February 22, 2023 at 4:41 amSankar KrishnanSubscriber
Kindly tell me the steps to be followed to find out the natural frequency of the vibrating structure as shown in the image.
Two Vibrating Motor of 16Hz is Vibrating at B & C as Shown In the image.
The structure is Mounted on the Springs, Kindly tell me the steps to follow in the modal Analysis.
February 22, 2023 at 7:57 amErik KostsonAnsys Employee
We have some free courses on modal analysis in Mechanical
Hope this helps
February 22, 2023 at 8:17 amClaudio PedrazziSubscriber
if you are looking for the natural frequencies, the "vibrating motor" at 16 Hz is not important. Just use a modal analysis system from Workbench, constrain the surfaces or points that are physically constrained and let the analysis run. If the analysis will give modes with frequencies of zero, or numerically zero, that will mean you have "free" parts in your assembly, that need to be correctly connected.
February 22, 2023 at 11:34 amSankar KrishnanSubscriber
@Claudio Pedrazzi #Claudio Pedrazzi Thank you for your valuable reply sir, if I get different modes with respective different frequencies, does the frequency that meets the vibrating motor frequency (16 Hz) at the mode of structural collapse or something mean I have to increase the stiffness of the structure, or should change the structure design. Am I correct sir?
February 22, 2023 at 12:03 pmClaudio PedrazziSubscriber
If some natural frequency of the structure (correctly constrained and with the correct masses distribution everywhere) is near the rotating frequency of the motor (or any other excitation source), of course you will get a resonance, this could cause high stresses and high vibrations. Normally this means to try make the structure stiffer or more flexible, looking for it to have no natural frequency within +- 20% of the excitation frequency. When this is practically impossible, one could try to increase damping. Hope this helps.
February 23, 2023 at 5:12 amSankar KrishnanSubscriber
@Claudio Pedrazzi I can understand the general concept, sir.
In my case, vibrating motors have their own self-weight and distribution mass over at point A. Are these two factors will affect the mode shapes and natural frequency?
Another doubt is, I am using two exciters, so the excitation frequency is double the value ( 2x 16 - 32 Hz) or Not?
whether I have to apply the moment of the exciters or not?
Totally what are the inputs I should apply to get correct natural frequency modes.
February 23, 2023 at 5:47 amClaudio PedrazziSubscriber
>>In my case, vibrating motors have their own self-weight and distribution mass over at point A. Are these two factors will affect the mode shapes and natural frequency?

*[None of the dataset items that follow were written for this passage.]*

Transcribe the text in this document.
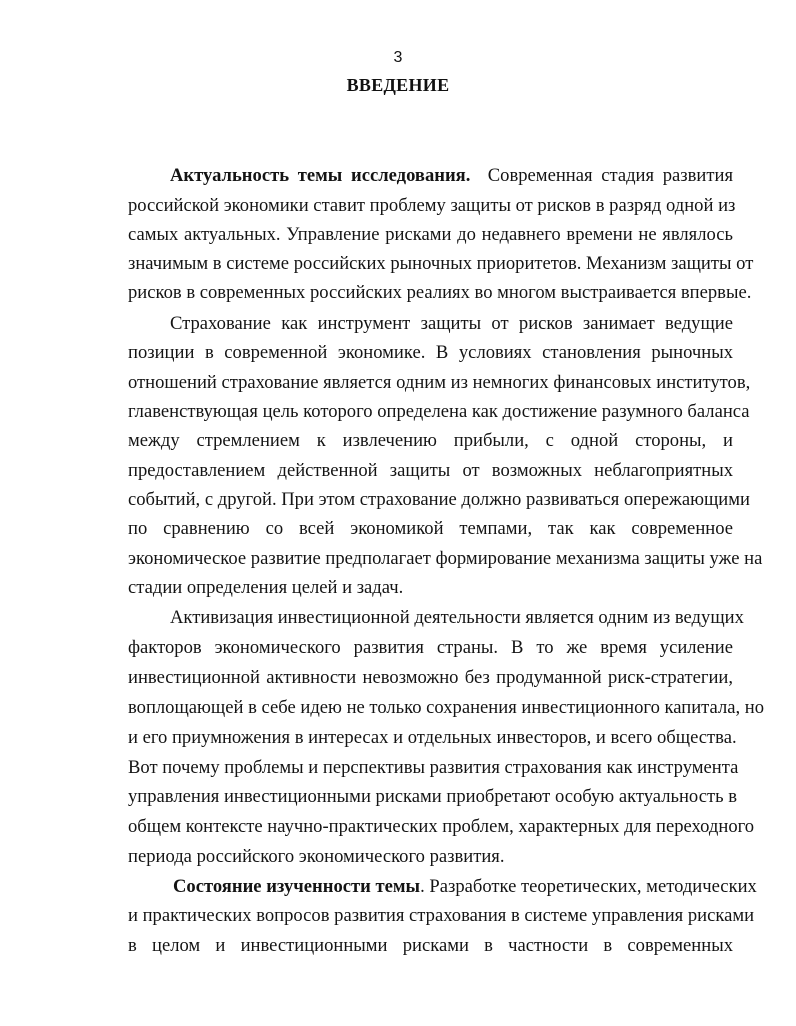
3
ВВЕДЕНИЕ
Актуальность темы исследования. Современная стадия развития
российской экономики ставит проблему защиты от рисков в разряд одной из
самых актуальных. Управление рисками до недавнего времени не являлось
значимым в системе российских рыночных приоритетов. Механизм защиты от
рисков в современных российских реалиях во многом выстраивается впервые.
Страхование как инструмент защиты от рисков занимает ведущие
позиции в современной экономике. В условиях становления рыночных
отношений страхование является одним из немногих финансовых институтов,
главенствующая цель которого определена как достижение разумного баланса
между стремлением к извлечению прибыли, с одной стороны, и
предоставлением действенной защиты от возможных неблагоприятных
событий, с другой. При этом страхование должно развиваться опережающими
по сравнению со всей экономикой темпами, так как современное
экономическое развитие предполагает формирование механизма защиты уже на
стадии определения целей и задач.
Активизация инвестиционной деятельности является одним из ведущих
факторов экономического развития страны. В то же время усиление
инвестиционной активности невозможно без продуманной риск-стратегии,
воплощающей в себе идею не только сохранения инвестиционного капитала, но
и его приумножения в интересах и отдельных инвесторов, и всего общества.
Вот почему проблемы и перспективы развития страхования как инструмента
управления инвестиционными рисками приобретают особую актуальность в
общем контексте научно-практических проблем, характерных для переходного
периода российского экономического развития.
Состояние изученности темы. Разработке теоретических, методических
и практических вопросов развития страхования в системе управления рисками
в целом и инвестиционными рисками в частности в современных
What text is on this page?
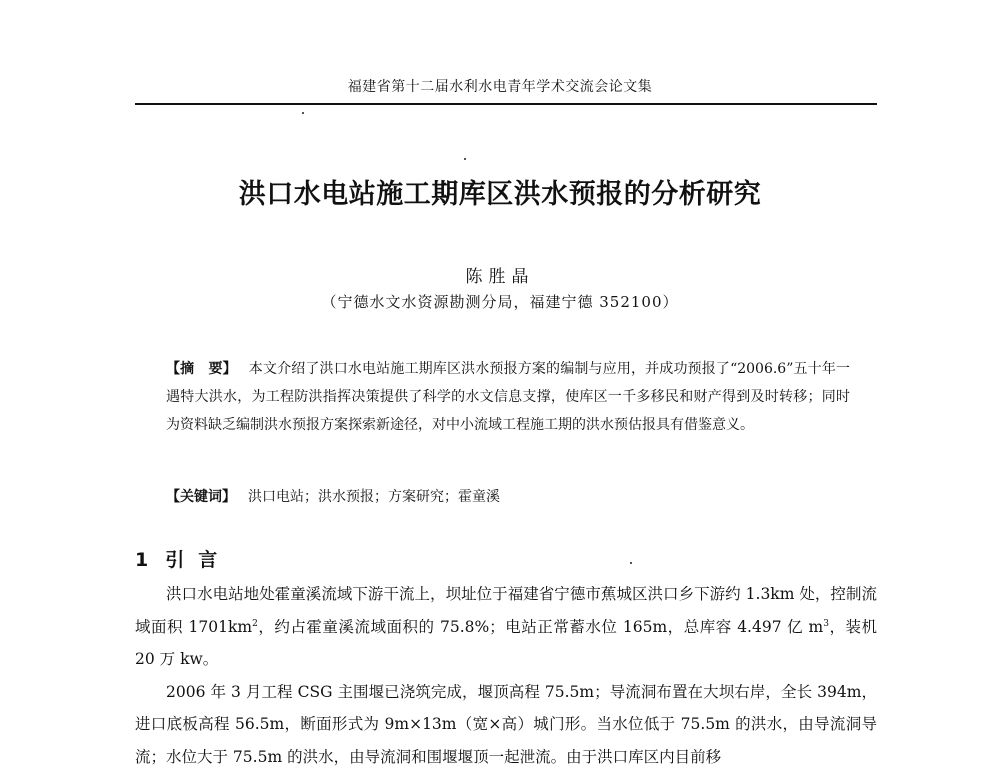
福建省第十二届水利水电青年学术交流会论文集
洪口水电站施工期库区洪水预报的分析研究
陈胜晶
（宁德水文水资源勘测分局，福建宁德 352100）
【摘　要】 本文介绍了洪口水电站施工期库区洪水预报方案的编制与应用，并成功预报了“2006.6”五十年一遇特大洪水，为工程防洪指挥决策提供了科学的水文信息支撑，使库区一千多移民和财产得到及时转移；同时为资料缺乏编制洪水预报方案探索新途径，对中小流域工程施工期的洪水预估报具有借鉴意义。
【关键词】 洪口电站；洪水预报；方案研究；霍童溪
1 引言

洪口水电站地处霍童溪流域下游干流上，坝址位于福建省宁德市蕉城区洪口乡下游约 1.3km 处，控制流域面积 $1701km^2$，约占霍童溪流域面积的 75.8%；电站正常蓄水位 165m，总库容 4.497 亿 $m^3$，装机 20 万 kw。

2006 年 3 月工程 CSG 主围堰已浇筑完成，堰顶高程 75.5m；导流洞布置在大坝右岸，全长 394m，进口底板高程 56.5m，断面形式为 9m×13m（宽×高）城门形。当水位低于 75.5m 的洪水，由导流洞导流；水位大于 75.5m 的洪水，由导流洞和围堰堰顶一起泄流。由于洪口库区内目前移
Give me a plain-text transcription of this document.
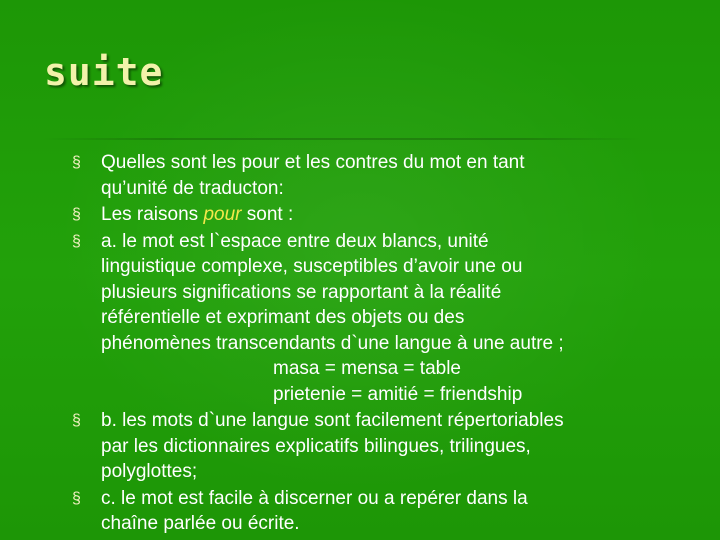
suite
§	Quelles sont les pour et les contres du mot en tant
qu’unité de traducton:
§	Les raisons pour sont :
§	a. le mot est l`espace entre deux blancs, unité
linguistique complexe, susceptibles d’avoir une ou
plusieurs significations se rapportant à la réalité
référentielle et exprimant des objets ou des
phénomènes transcendants d`une langue à une autre ;
masa = mensa = table
prietenie = amitié = friendship
§	b. les mots d`une langue sont facilement répertoriables
par les dictionnaires explicatifs bilingues, trilingues,
polyglottes;
§	c. le mot est facile à discerner ou a repérer dans la
chaîne parlée ou écrite.
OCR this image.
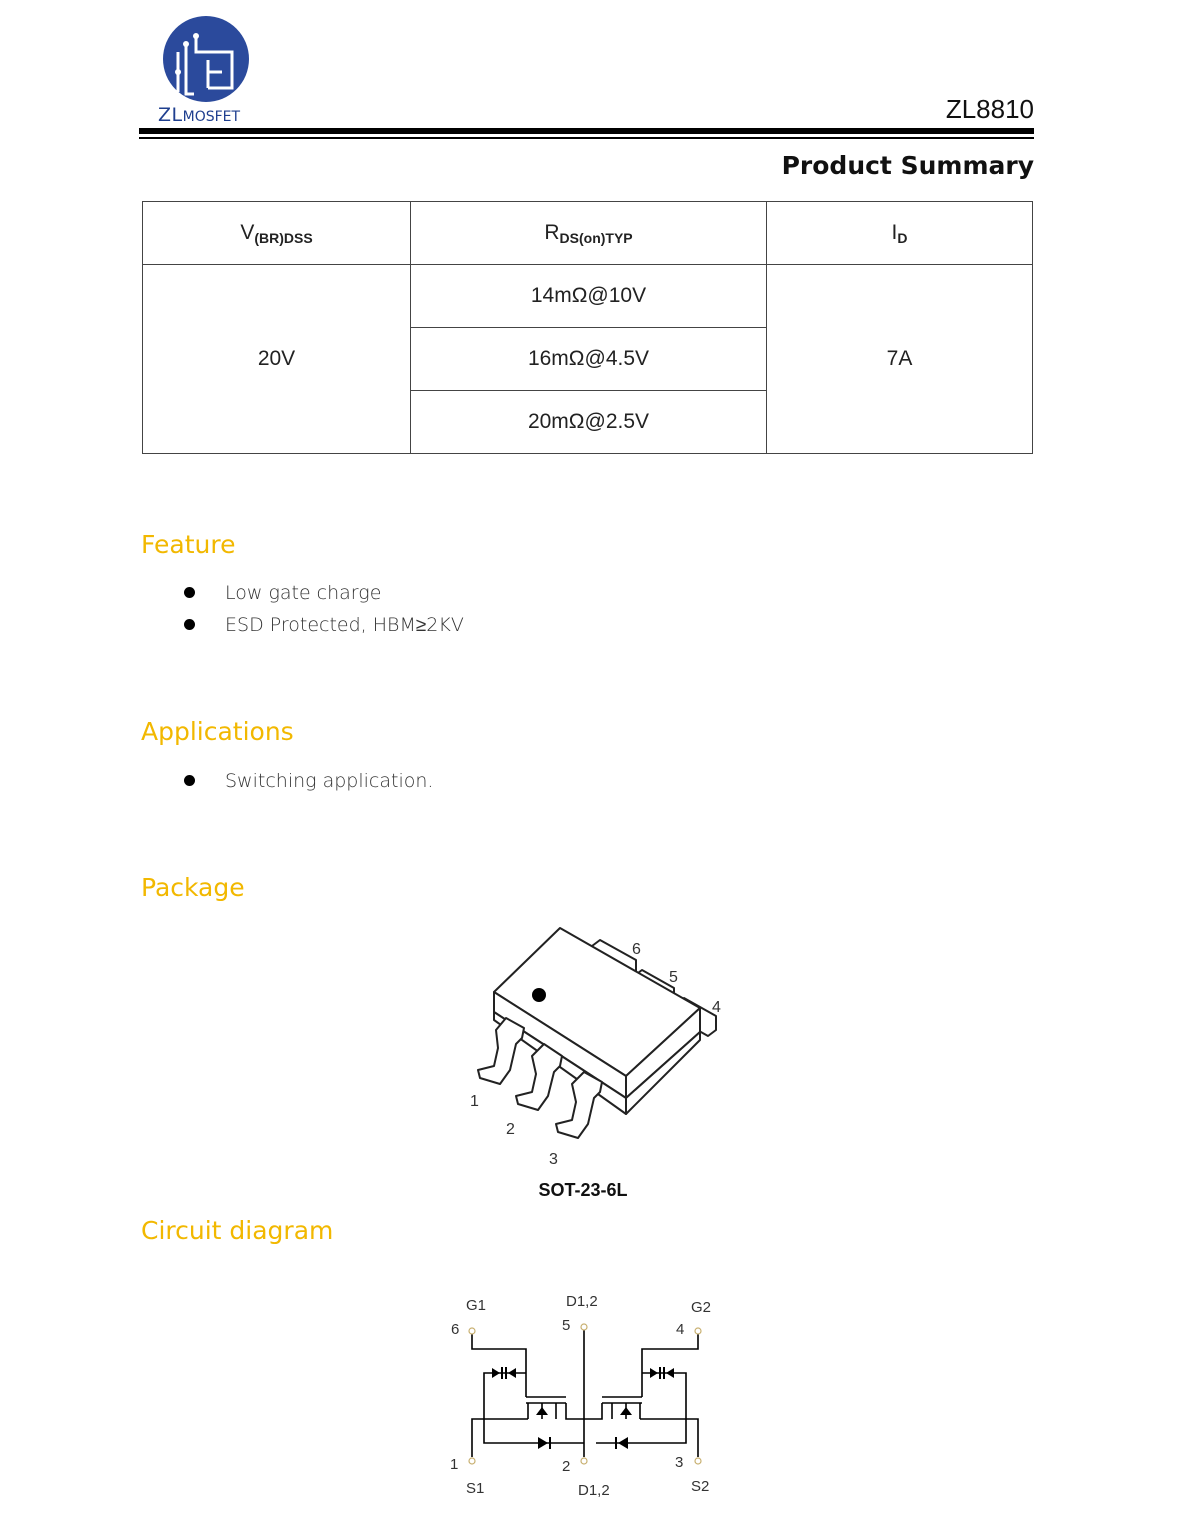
ZLMOSFET	ZL8810
Product Summary
$V_{(BR)DSS}$	$R_{DS(on)TYP}$	$I_D$
20V	14mΩ@10V	7A
	16mΩ@4.5V	
	20mΩ@2.5V	
Feature
Low gate charge
ESD Protected, HBM≥2KV
Applications
Switching application.
Package
1
2
3
4
5
6
SOT-23-6L
Circuit diagram
G1	D1,2	G2
6	5	4
1	2	3
S1	D1,2	S2
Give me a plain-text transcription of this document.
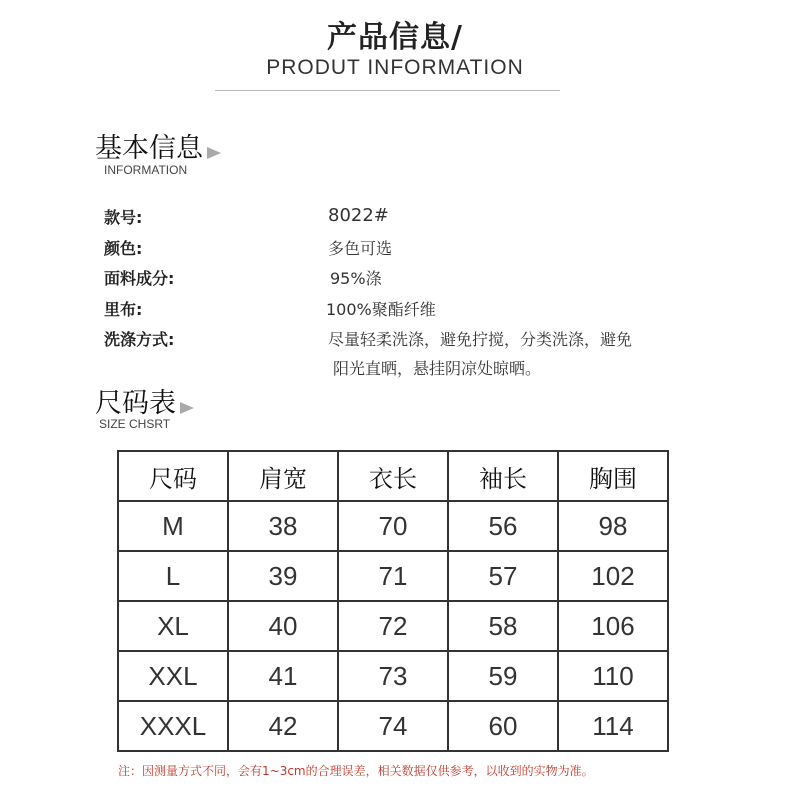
产品信息/
PRODUT INFORMATION
基本信息
INFORMATION
款号:	8022#
颜色:	多色可选
面料成分:	95%涤
里布:	100%聚酯纤维
洗涤方式:	尽量轻柔洗涤，避免拧搅，分类洗涤，避免
阳光直晒，悬挂阴凉处晾晒。
尺码表
SIZE CHSRT
尺码	肩宽	衣长	袖长	胸围
M	38	70	56	98
L	39	71	57	102
XL	40	72	58	106
XXL	41	73	59	110
XXXL	42	74	60	114
注：因测量方式不同，会有1~3cm的合理误差，相关数据仅供参考，以收到的实物为准。
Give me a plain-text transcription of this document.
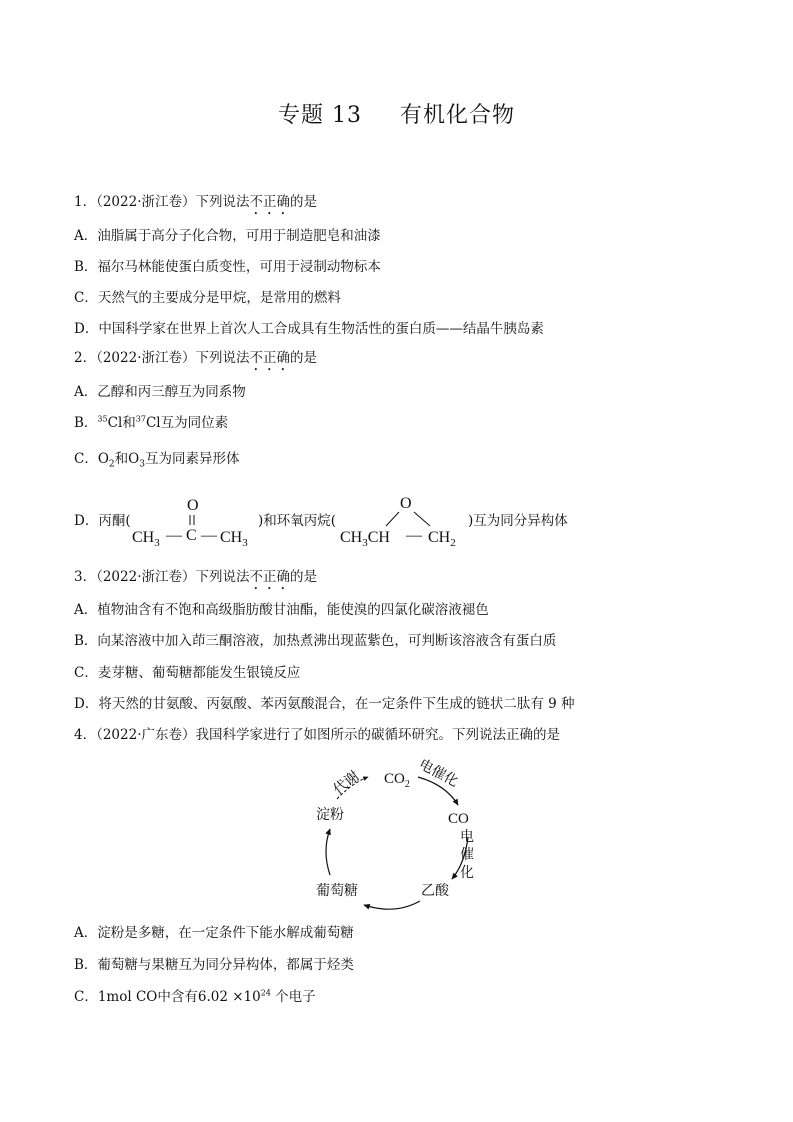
专题 13 有机化合物
1．（2022·浙江卷）下列说法不正确的是
A．油脂属于高分子化合物，可用于制造肥皂和油漆
B．福尔马林能使蛋白质变性，可用于浸制动物标本
C．天然气的主要成分是甲烷，是常用的燃料
D．中国科学家在世界上首次人工合成具有生物活性的蛋白质——结晶牛胰岛素
2．（2022·浙江卷）下列说法不正确的是
A．乙醇和丙三醇互为同系物
B．$^{35}$Cl和$^{37}$Cl互为同位素
C．$O_2$和$O_3$互为同素异形体
D．丙酮(
O
$CH_3$ — C — $CH_3$
)和环氧丙烷(
O
$CH_3CH$ — $CH_2$
)互为同分异构体
3．（2022·浙江卷）下列说法不正确的是
A．植物油含有不饱和高级脂肪酸甘油酯，能使溴的四氯化碳溶液褪色
B．向某溶液中加入茚三酮溶液，加热煮沸出现蓝紫色，可判断该溶液含有蛋白质
C．麦芽糖、葡萄糖都能发生银镜反应
D．将天然的甘氨酸、丙氨酸、苯丙氨酸混合，在一定条件下生成的链状二肽有 9 种
4．（2022·广东卷）我国科学家进行了如图所示的碳循环研究。下列说法正确的是
$CO_2$
CO
乙酸
葡萄糖
淀粉
代谢	电催化
电
催
化
A．淀粉是多糖，在一定条件下能水解成葡萄糖
B．葡萄糖与果糖互为同分异构体，都属于烃类
C．1mol CO中含有$6.02 \times 10^{24}$ 个电子
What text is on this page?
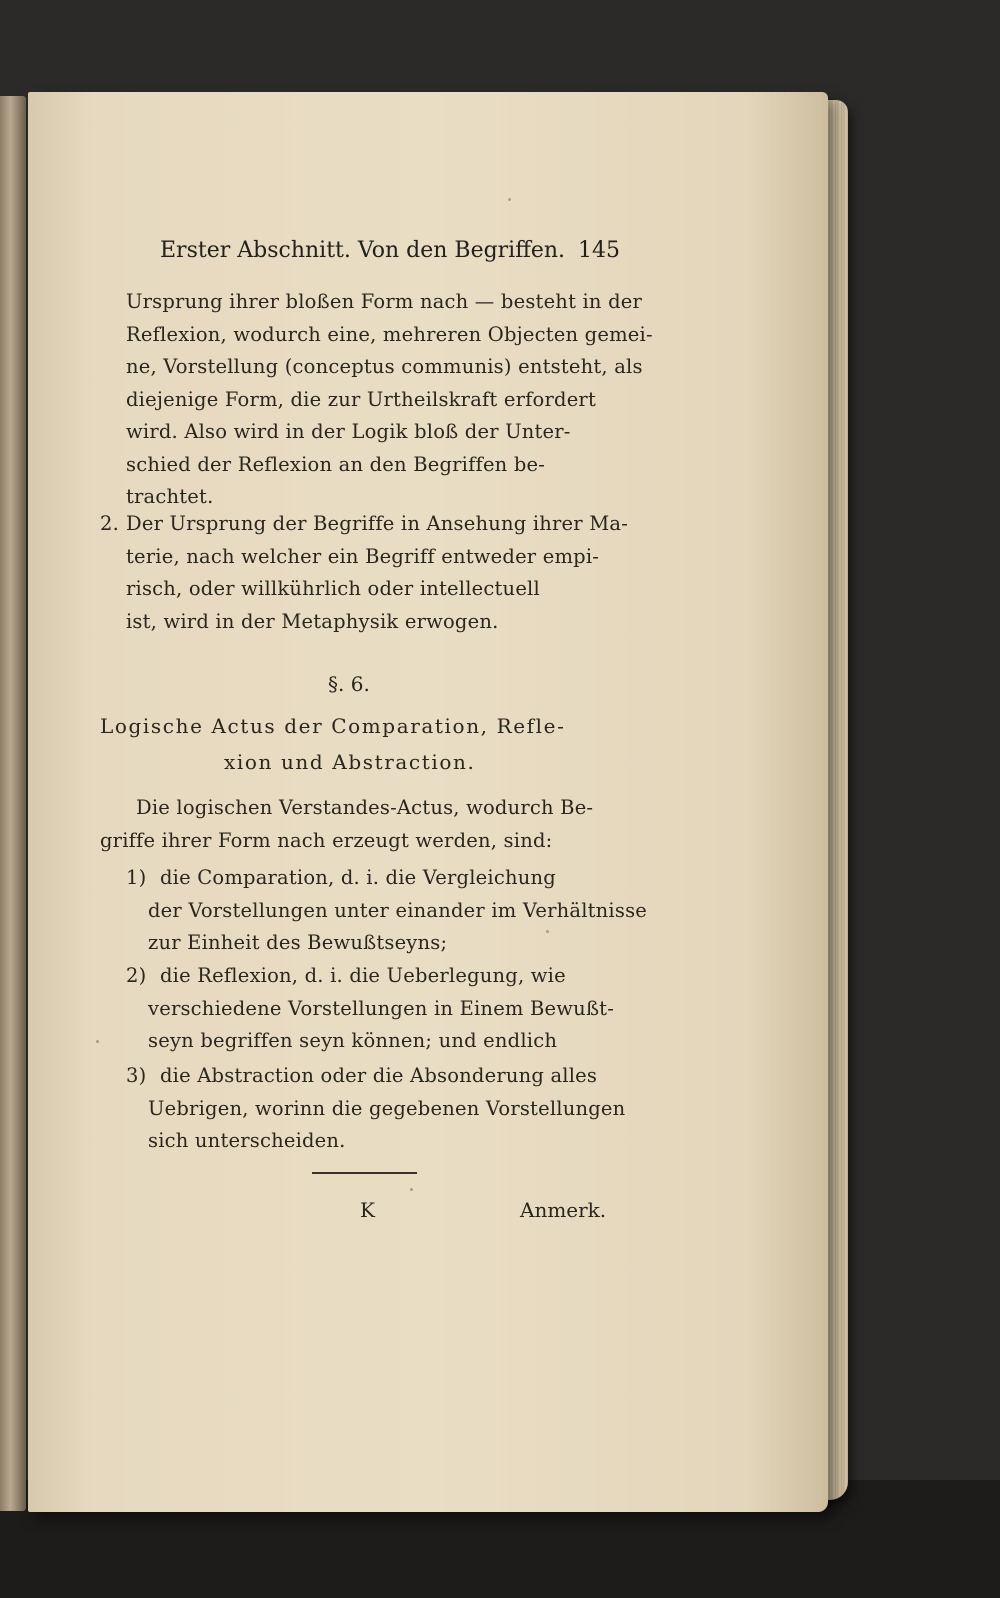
Erster Abschnitt. Von den Begriffen. 145
Ursprung ihrer bloßen Form nach — besteht in der
Reflexion, wodurch eine, mehreren Objecten gemei-
ne, Vorstellung (conceptus communis) entsteht, als
diejenige Form, die zur Urtheilskraft erfordert
wird. Also wird in der Logik bloß der Unter-
schied der Reflexion an den Begriffen be-
trachtet.
2. Der Ursprung der Begriffe in Ansehung ihrer Ma-
terie, nach welcher ein Begriff entweder empi-
risch, oder willkührlich oder intellectuell
ist, wird in der Metaphysik erwogen.
§. 6.
Logische Actus der Comparation, Refle-
xion und Abstraction.
Die logischen Verstandes-Actus, wodurch Be-
griffe ihrer Form nach erzeugt werden, sind:
1) die Comparation, d. i. die Vergleichung
der Vorstellungen unter einander im Verhältnisse
zur Einheit des Bewußtseyns;
2) die Reflexion, d. i. die Ueberlegung, wie
verschiedene Vorstellungen in Einem Bewußt-
seyn begriffen seyn können; und endlich
3) die Abstraction oder die Absonderung alles
Uebrigen, worinn die gegebenen Vorstellungen
sich unterscheiden.
K	Anmerk.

Of course they do. Natural frequency is influenced by mass distribution and stiffness distribution. On the contrary, the fact that they are "vibrating", this has no influence on the natural frequency. Think of the natural frequency, as the word says, of a "property" of a certain structure, constrained in a certain way. Natural frequencies and modes are like a fingerprint of a structure. So be sure to put every significant mass in the model, in the appropriate position, either with point masses or with elements having the right density.
>>Another doubt is, I am using two exciters, so the excitation frequency is double the value ( 2x 16 - 32 Hz) or Not?
It seems to me that you still mix the two concepts of free and forced vibration. For a natural frequencies (eigenfrequency) analysis, there is no excitation at all. Your structure, including the masses of the motors, will have the same natural frequencies if the motors vibrate or not. The motors will have to be represented as concentrated or distributed masses, that is all.
When you will have obtained a plausible set of natural frequencies and modes, you can make a step forward and ask yourself: ok, let's see, now I know that (e.g.) I have the smallest natural frequency at, say, 20.3 Hz. What will happen when the motors excity my structure? This is another type of analysis, this is an harmonic analysis. The answer will require an accurate input of the damping of the structure (low damping ---> high vibration). I will leave to some other user or ANSYS employee to answer how you can input two excitation points, because I never did this. Consider that probably the two excitation will not be in phase.
>>Totally what are the inputs I should apply to get correct natural frequency modes.
again: accurate distribution of the mass (center of gravity for the concentrated masses, correct density for the rest) + correct representation of constraints (be careful to constrain in the exact way the system is constrained in reality, consider that e.g. a bolted connection is not perfectly stiff and so on) + correct represenation fo the stiffness (E-module, all springs correctly represented, other stiffnesses). The excitation has nothing at all to do with natural frequency, they are called so because they are free.
February 27, 2023 at 5:17 amSankar KrishnanSubscriber
Kindly tell me the steps to be followed to proceed harmonic analysis of the vibrating structure.
vibrating motor frequency-y hz
creates working moment - X N-m2
vibrating structure is vibrating on springs.